Deux heures plus tard nous atterrissons enfin à l'aéroport "Las Americas" proche de Santo Domingo, capitale de la République Dominicaine, et théâtre de ce que sera ce nouveau journal de voyage. Celui-ci est sensé être dans la continuation de "Un Méens à Moscou" rédigé entre avril et juin 1997.

"Je réponds ordinairement à ceux qui me demandent raison de mes voyages: que je sais bien ce que je fuis, mais non pas ce que je cherche." (Montaigne)

Lundi 13

Malgré le décalage horaire de 6H, je n'en ressens pas trop les effets en m'étant couché tard la veille; hier soir, nous avons fêté la victoire, mais pas de manière aussi enthousiaste que je l'aurais cru pour des expatriés.
Ce matin, première rencontre avec Monsieur Robert A. le conseiller culturel et scientifique de l'ambassade, mon supérieur hiérarchique direct. Supérieur pour peu de temps néanmoins, puisqu'il part à la fin du mois en congé sabbatique, et qu'il ne sera remplacé qu'en septembre. Je n'ai donc pas plus de deux semaines pour saisir le fonctionnement du service, et y être propulsé provisoirement à la tête par intérim.
J'ai été très gentiment accueilli par Guy, coopérant entreprise, qui loge dans un grand appartement en haut d'un immeuble que nous partagerons.
Ce soir, à l'occasion de la fête du 14, réception à la résidence de Monsieur l'ambassadeur, réservée aux personnalités dominicaines et aux autres ambassadeurs en République Dominicaine. La réception pour les Français aura lieu demain. Je suis tout de même présent ce soir afin d'être présenté à l'ambassadeur.
Je me sens un peu déplacé au milieu de tous ces uniformes et ces grands personnages, mais tout cela est finalement très amusant, pour une fois que je me gave de petits fours aux frais de la France!

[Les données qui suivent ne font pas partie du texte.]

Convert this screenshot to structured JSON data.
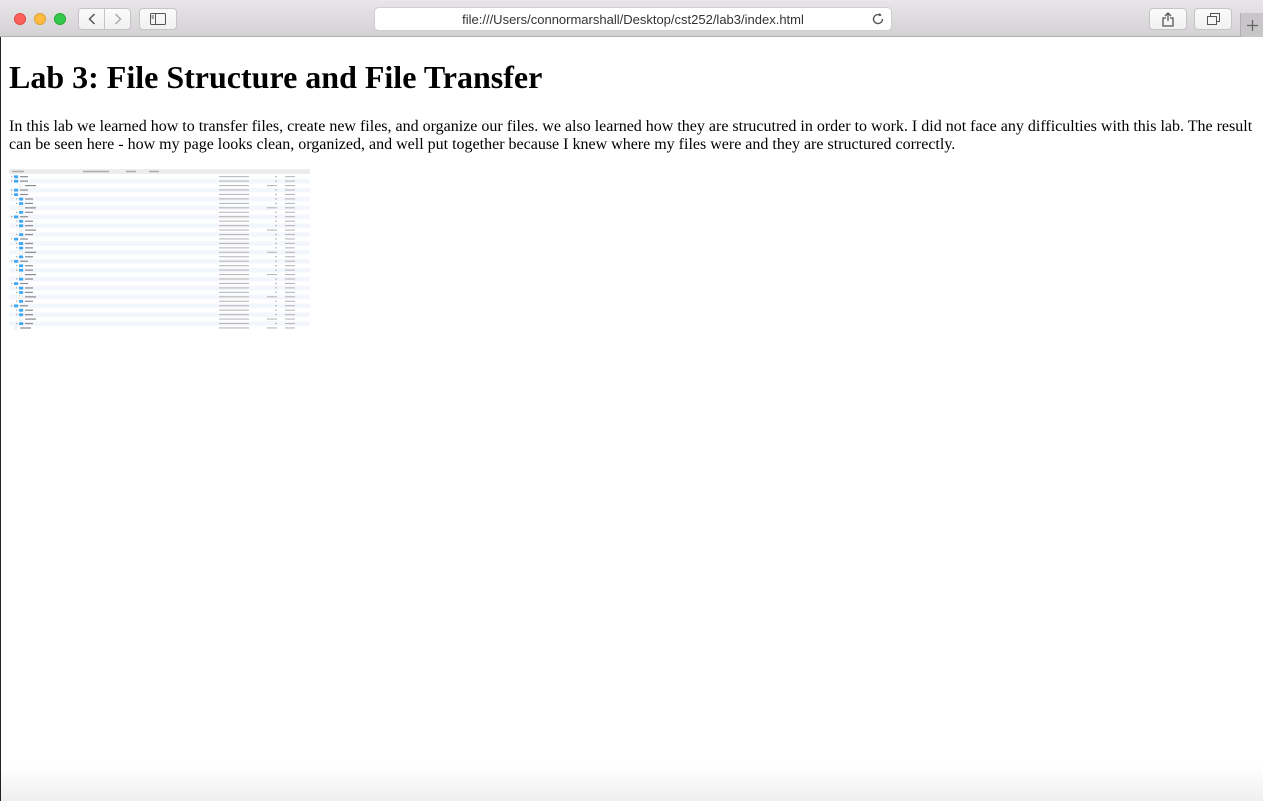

"Ce fut admirable de découvrir l'Amérique, mais il l'eût été plus encore de passer à côté." (Mark Twain)

Mardi 14

Fête nationale. En France bien sûr, mais l'ambassade ici ferme; lorsque l'on dit qu'une ambassade est une extension du pays représenté, je ne pensais pas que ce le fut pour les mentalités aussi.
L'ambiance ce soir est un peu plus décontractée qu'elle ne l'a été hier; Sans doute parce que l'on se comporte avec moins de réserve uniquement entre Français. Plusieurs journalistes dominicains sont quand même présents, et j'ai droit à une interview filmée: visiblement ça ne leur a pas plu que je dise que je n'aime pas particulièrement le football. Une autre journaliste veut aussi venir m'interviewer plus tard sur mon travail de coopérant.

"Sauver la France? Sauver la France? Et qui gardera mes vaches pendant ce temps-là?" (Anouilh: l'alouette, le père)

Mercredi 15

Je n'aurais jamais du dire que je m'y retrouve un peu dans les entrailles d'un PC... Les commandes pleuvent, et me voilà dans le bureau de Sandra, la future ex. secrétaire de l'ambassadeur qui veut laisser sa machine en ordre pour celle qui va lui succéder.

"Les hommes ne s'attachent point à nous en raison des services que nous leur rendons, mais en raison de ceux qu'ils nous rendent." (Labiche)

Jeudi 16

Despedida (pot de départ) de Sandra. Encore des petits fours dans le bureau de l'ambassadeur, ce poste commence à me plaire sérieusement.
Je ne peux décemment continuer ce journal sans parler des "apagones" que l'on peut traduire par "Coupure électrique multi-journalière à horaire et durée in(dé)terminable". La récente campagne électorale avait amélioré la situation, mais hélas c'est fini. Vivement les prochaines élections. Il en résulte un système de secours à 3 étages: d'abord une "planta", groupe électrogène pour l'alimentation de l'immeuble, il se met en route si le technicien est là. Ensuite dans chaque appartement, une rangée de batteries pour survenir aux besoins domestiques vitaux. Enfin, pour les appareils sensibles comme les ordinateurs, un redresseur de courant et un onduleur. Il serait intéressant de chiffrer la perte de productivité des entreprises liée à cette catastrophe que représente la distribution d'électricité.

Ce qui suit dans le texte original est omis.